• TaxUpdate

On May 29th, the Paraguayan Official Gazette published the promulgation of the Paraguay – Spain Double Tax Treaty (“DTT”) signed on March 25th, 2023, from which we highlight the following aspects:

1. Scope: Individual, Corporate, and Non-Residents Income Taxes, Dividends, and Profits Tax.

2. Permanent Establishment (“PE”):

An individual or entity is closely linked to an entity if, in light of all the facts and circumstances, one has control over the other or both are under the control of the same individuals or entities. In any case, it shall be considered that an individual or entity is related (closely linked) to an entity if one of them directly or indirectly holds more than 50% of the participation rights on the benefits of the other (or more than 50% of the total voting rights and the value of the shares or participation rights), or if a third individual or entity holds directly or indirectly more than 50% of the participation rights on the benefits of the other (or more than 50% of the total voting rights and the value of the shares or participation rights) in any of the individuals or entity or both of them.
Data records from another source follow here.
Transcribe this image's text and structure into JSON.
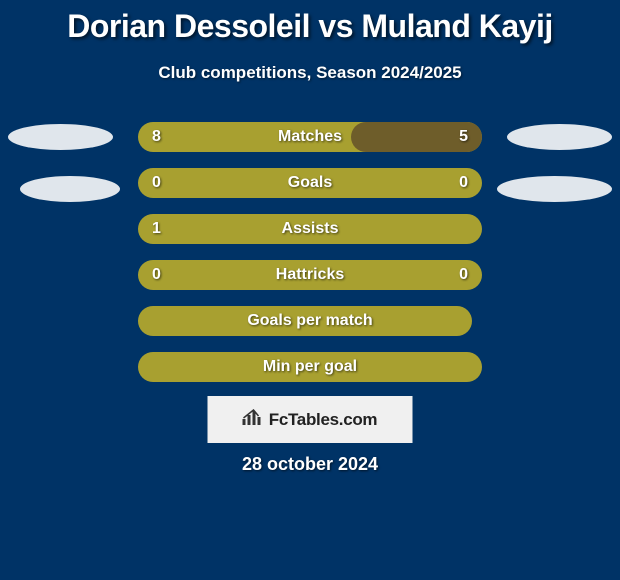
{
  "title": "Dorian Dessoleil vs Muland Kayij",
  "subtitle": "Club competitions, Season 2024/2025",
  "colors": {
    "page_bg": "#003366",
    "bar_olive": "#a8a030",
    "bar_brown": "#6e5d2a",
    "text": "#ffffff",
    "ellipse": "rgba(255,255,255,0.88)",
    "brand_bg": "#f0f0f0",
    "brand_text": "#222222"
  },
  "rows": [
    {
      "label": "Matches",
      "left": "8",
      "right": "5",
      "fill_pct": 100,
      "bg": "#a8a030",
      "overlay_pct": 38,
      "overlay_bg": "#6e5d2a",
      "overlay_side": "right"
    },
    {
      "label": "Goals",
      "left": "0",
      "right": "0",
      "fill_pct": 100,
      "bg": "#a8a030",
      "overlay_pct": 0,
      "overlay_bg": "#6e5d2a",
      "overlay_side": "right"
    },
    {
      "label": "Assists",
      "left": "1",
      "right": "",
      "fill_pct": 100,
      "bg": "#a8a030",
      "overlay_pct": 0,
      "overlay_bg": "#6e5d2a",
      "overlay_side": "right"
    },
    {
      "label": "Hattricks",
      "left": "0",
      "right": "0",
      "fill_pct": 100,
      "bg": "#a8a030",
      "overlay_pct": 0,
      "overlay_bg": "#6e5d2a",
      "overlay_side": "right"
    },
    {
      "label": "Goals per match",
      "left": "",
      "right": "",
      "fill_pct": 97,
      "bg": "#a8a030",
      "overlay_pct": 0,
      "overlay_bg": "#6e5d2a",
      "overlay_side": "right"
    },
    {
      "label": "Min per goal",
      "left": "",
      "right": "",
      "fill_pct": 100,
      "bg": "#a8a030",
      "overlay_pct": 0,
      "overlay_bg": "#6e5d2a",
      "overlay_side": "right"
    }
  ],
  "brand": {
    "text": "FcTables.com",
    "icon": "📊"
  },
  "date": "28 october 2024"
}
A PE is also deemed to exist if (i) a building site, or (ii) a construction or installation project continues for more than 9 months.

3. Withholding Tax Rates:

  • Dividends: 0% – 5% – 10%.
  • Interest: 5%
  • Royalties: 5% 

4. Entitlement to Benefits Provision (“LOB”):

This DTT shall not apply to any person not considered the effective beneficiary of the income arising from the other Contracting State.

This DTT shall not prevent the Contracting States from applying their domestic regulations on International Tax Transparency (Controlled Foreign Companies) and thin capitalization.

The benefits of this DTT shall not be granted when it is reasonable to conclude that the instrument or transaction has within their main purpose the generation of such benefits unless it is determined that granting the relevant benefits is aligned with the goals and objects of the DTT applicable provisions.

When an entity of a Contracting State obtains income arising from the other one, and the former State considers such income as attributable to a permanent establishment that such entity has in a third State, and the benefits attributable to such permanent establishment are exempt from taxes in the State mentioned in the first place, the benefits of this DTT shall not apply to any income over which the tax levied by the said third State is less than 60% of the tax that the firstly mentioned State would have imposed it should the permanent establishment was located there. In such case, all the income to which this section applies shall be subject to tax according to the domestic legislation of the other Contracting State, regardless of this DTT.

5. Exchange of Information: The DTT requires the competent authorities to exchange information considered foreseeably relevant to carrying out the provisions of the Treaty or the domestic laws of both of the Contracting States

6. Double Taxation Relief: Both countries apply the deduction method to eliminate double taxation.